Wie eng dieser Bezug sein muss, damit noch eine zulässige Benutzungsregelung vorliegt, bedarf aus Anlass dieses Falles keiner ins Einzelne gehenden allgemeinen Klärung.
Der Verwaltungsgerichtshof hat angenommen, dass Regelungen in einer Satzung über die Benutzung einer Einrichtung geeignet und erforderlich sein müssen, den Zweck zu erfüllen, dem die Einrichtung zu dienen bestimmt ist; insbesondere dürfen mit ihnen nicht anstaltsfremde Zwecke verfolgt werden. Bezogen auf die öffentliche Einrichtung "Friedhof" rechnet der Verwaltungsgerichtshof dazu Regelungen, die für eine ordnungsgemäße Bestattung und würdige Totenehrung notwendig sind. Soweit - wie hier - gewerbliche Tätigkeiten in Rede stehen, hat der Verwaltungsgerichtshof als Regelung der Benutzung nur Vorschriften angesehen, die die gewerbliche Tätigkeit auf dem Friedhof betreffen oder sich dort wegen der Beschaffenheit des Grabsteins auswirken können. Der Verwaltungsgerichtshof hat in diesem Zusammenhang nicht den (möglicherweise) klärungsbedürftigen Rechtssatz aufgestellt, dass in seinem Sinne anstaltsfremde Zwecke immer dann verfolgt würden, wenn der Regelung (auch) ein örtlicher Bezug fehle. Von der Ermächtigungsgrundlage nicht mehr gedeckt, weil nicht die Benutzung des Friedhofs betreffend, wären nach der Begründung des Verwaltungsgerichtshofs solche Regelungen im Vorfeld von gewerblichen Tätigkeiten auf dem Friedhof, die zwar an örtliche Gegebenheiten anknüpfen, die aber nicht die Beschaffenheit der Grabsteine und damit nicht deren zweckgerechte Verwendung auf dem Friedhof betreffen.

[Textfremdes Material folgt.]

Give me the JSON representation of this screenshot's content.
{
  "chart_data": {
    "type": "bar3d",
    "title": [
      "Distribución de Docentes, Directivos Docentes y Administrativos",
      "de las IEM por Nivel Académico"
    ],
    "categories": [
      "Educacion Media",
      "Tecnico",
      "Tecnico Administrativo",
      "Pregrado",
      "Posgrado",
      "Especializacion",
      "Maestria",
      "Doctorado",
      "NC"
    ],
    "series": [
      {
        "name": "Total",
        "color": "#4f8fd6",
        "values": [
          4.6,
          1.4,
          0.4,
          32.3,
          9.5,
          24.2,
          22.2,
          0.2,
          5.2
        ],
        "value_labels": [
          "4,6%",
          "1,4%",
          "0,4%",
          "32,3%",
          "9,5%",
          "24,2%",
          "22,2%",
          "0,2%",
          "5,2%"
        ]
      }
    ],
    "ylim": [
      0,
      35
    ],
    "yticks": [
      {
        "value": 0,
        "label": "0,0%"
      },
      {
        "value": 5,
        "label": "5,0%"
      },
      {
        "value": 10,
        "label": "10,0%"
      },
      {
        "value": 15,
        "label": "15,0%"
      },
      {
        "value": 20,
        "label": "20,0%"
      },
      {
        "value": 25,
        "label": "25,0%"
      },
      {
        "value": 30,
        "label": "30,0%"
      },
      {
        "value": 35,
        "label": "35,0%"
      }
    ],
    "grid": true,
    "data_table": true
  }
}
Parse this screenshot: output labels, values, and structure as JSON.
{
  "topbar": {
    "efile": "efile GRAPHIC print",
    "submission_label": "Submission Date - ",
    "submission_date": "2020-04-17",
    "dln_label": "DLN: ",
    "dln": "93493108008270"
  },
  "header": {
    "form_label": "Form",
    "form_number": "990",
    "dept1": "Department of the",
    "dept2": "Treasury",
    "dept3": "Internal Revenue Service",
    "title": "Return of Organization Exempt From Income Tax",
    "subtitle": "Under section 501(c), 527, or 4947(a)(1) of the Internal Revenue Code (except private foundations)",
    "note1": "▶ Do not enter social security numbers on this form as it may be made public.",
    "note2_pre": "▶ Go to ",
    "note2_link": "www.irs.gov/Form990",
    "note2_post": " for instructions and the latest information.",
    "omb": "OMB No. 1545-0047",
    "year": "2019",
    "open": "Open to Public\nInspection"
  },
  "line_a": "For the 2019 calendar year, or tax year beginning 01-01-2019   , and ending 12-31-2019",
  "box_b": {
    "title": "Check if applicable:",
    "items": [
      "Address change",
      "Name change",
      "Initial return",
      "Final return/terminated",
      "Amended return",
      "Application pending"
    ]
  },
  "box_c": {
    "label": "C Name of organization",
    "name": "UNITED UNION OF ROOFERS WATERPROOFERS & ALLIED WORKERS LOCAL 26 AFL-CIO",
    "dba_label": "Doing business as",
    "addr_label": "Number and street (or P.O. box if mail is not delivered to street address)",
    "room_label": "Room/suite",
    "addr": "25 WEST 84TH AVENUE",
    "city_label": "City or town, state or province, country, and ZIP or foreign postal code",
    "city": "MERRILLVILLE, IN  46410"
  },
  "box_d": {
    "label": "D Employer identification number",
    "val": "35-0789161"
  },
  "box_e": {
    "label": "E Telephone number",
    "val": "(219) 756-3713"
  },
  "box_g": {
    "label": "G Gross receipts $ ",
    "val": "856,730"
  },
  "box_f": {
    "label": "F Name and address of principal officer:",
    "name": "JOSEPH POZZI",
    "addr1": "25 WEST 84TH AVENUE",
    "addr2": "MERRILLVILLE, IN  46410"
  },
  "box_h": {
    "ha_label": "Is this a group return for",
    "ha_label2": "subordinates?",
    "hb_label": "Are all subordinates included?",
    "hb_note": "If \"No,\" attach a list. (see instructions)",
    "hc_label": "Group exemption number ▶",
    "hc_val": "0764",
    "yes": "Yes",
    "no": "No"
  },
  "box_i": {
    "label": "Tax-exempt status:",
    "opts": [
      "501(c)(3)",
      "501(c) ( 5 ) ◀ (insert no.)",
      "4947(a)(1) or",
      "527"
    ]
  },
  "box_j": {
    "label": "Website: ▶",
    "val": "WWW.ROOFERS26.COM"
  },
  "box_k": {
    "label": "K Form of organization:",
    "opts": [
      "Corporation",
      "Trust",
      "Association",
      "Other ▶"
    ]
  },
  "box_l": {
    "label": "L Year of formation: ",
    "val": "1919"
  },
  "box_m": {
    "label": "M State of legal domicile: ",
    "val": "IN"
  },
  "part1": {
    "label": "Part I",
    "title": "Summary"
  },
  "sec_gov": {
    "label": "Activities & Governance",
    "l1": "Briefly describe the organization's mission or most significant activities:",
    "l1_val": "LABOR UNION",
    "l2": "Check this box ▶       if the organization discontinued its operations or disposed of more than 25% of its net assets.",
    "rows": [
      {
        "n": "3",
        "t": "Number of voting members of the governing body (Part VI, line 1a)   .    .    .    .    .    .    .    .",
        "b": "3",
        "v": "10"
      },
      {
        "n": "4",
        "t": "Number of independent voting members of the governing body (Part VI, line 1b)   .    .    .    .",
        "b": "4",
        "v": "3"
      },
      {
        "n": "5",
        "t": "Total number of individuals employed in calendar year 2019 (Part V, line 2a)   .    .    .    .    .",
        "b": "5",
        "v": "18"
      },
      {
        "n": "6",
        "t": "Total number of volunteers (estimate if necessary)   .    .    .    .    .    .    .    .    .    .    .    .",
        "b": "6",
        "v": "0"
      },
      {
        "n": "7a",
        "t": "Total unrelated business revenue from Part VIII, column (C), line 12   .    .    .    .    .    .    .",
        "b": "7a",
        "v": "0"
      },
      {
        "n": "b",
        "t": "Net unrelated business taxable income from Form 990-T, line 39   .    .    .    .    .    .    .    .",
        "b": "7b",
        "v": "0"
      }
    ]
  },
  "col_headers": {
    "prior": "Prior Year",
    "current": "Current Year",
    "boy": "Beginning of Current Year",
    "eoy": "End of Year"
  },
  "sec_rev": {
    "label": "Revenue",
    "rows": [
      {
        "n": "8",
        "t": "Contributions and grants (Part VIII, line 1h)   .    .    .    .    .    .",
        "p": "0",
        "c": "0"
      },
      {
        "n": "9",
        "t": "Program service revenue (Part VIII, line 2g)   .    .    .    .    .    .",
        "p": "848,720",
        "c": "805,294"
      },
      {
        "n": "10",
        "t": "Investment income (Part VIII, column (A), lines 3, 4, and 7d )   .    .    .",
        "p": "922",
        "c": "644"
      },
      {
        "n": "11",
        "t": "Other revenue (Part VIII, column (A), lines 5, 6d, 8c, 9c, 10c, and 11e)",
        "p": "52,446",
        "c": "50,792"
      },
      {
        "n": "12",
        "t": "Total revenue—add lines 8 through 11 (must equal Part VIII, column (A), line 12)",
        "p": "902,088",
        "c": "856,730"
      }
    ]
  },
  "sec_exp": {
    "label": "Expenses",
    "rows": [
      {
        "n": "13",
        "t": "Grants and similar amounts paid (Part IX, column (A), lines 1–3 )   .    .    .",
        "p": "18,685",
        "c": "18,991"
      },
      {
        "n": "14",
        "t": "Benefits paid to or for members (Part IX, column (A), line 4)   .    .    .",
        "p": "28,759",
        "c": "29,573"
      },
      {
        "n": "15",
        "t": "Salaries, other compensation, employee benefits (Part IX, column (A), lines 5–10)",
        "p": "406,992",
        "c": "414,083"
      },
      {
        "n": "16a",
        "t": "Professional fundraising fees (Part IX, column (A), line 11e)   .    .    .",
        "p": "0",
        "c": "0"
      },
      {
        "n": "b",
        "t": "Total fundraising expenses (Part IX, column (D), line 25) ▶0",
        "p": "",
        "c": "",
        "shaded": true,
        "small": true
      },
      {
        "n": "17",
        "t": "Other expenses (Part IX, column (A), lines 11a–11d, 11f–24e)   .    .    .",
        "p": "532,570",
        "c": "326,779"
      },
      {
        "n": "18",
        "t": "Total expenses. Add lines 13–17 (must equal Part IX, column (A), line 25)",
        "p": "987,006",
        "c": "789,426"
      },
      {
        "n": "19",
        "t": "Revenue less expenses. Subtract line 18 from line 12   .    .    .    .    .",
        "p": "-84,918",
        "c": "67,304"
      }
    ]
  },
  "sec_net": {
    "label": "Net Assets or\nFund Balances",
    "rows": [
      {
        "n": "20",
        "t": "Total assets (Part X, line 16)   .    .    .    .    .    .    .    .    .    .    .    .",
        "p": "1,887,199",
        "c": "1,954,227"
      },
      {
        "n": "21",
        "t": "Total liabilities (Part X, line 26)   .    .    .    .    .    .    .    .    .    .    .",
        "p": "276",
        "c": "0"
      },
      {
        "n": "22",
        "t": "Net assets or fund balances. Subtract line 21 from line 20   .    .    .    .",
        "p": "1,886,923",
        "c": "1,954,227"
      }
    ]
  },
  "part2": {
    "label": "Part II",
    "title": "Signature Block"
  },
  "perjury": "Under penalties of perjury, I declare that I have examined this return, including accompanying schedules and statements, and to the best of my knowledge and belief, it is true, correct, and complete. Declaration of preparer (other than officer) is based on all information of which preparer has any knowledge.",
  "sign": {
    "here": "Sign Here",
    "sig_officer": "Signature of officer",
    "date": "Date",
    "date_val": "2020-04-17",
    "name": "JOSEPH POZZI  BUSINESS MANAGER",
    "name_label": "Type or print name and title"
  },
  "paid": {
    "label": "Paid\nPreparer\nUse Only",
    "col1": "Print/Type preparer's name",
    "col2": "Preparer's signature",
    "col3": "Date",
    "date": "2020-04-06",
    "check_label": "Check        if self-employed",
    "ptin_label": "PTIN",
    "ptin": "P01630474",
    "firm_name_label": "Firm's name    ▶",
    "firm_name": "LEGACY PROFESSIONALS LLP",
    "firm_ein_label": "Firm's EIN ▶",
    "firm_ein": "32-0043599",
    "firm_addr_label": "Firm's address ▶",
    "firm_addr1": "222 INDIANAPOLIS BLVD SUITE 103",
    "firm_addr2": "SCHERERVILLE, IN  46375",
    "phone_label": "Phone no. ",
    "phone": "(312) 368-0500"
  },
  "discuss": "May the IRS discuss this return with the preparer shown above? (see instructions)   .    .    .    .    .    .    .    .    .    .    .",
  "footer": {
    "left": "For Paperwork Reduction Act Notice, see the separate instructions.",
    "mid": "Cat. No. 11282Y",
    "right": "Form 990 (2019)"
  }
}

Es liegt auf der Hand und bedarf deshalb nicht erst der Klärung in einem Revisionsverfahren, dass jedenfalls bei einem derartigen Sachverhalt die Anforderungen an eine zulässige Benutzungsregelung nicht zu Lasten der Gemeinde unter Verstoß gegen Art. 28 Abs. 2 Satz 1 GG verfassungswidrig überspannt sind.
Danach kommt es nicht darauf an, ob die Antragsgegnerin gegen die weitere selbstständig tragende Begründung, die streitige Regelung überschreite die Angelegenheiten der örtlichen Gemeinschaft, durchgreifende Revisionsgründe vorgebracht hat.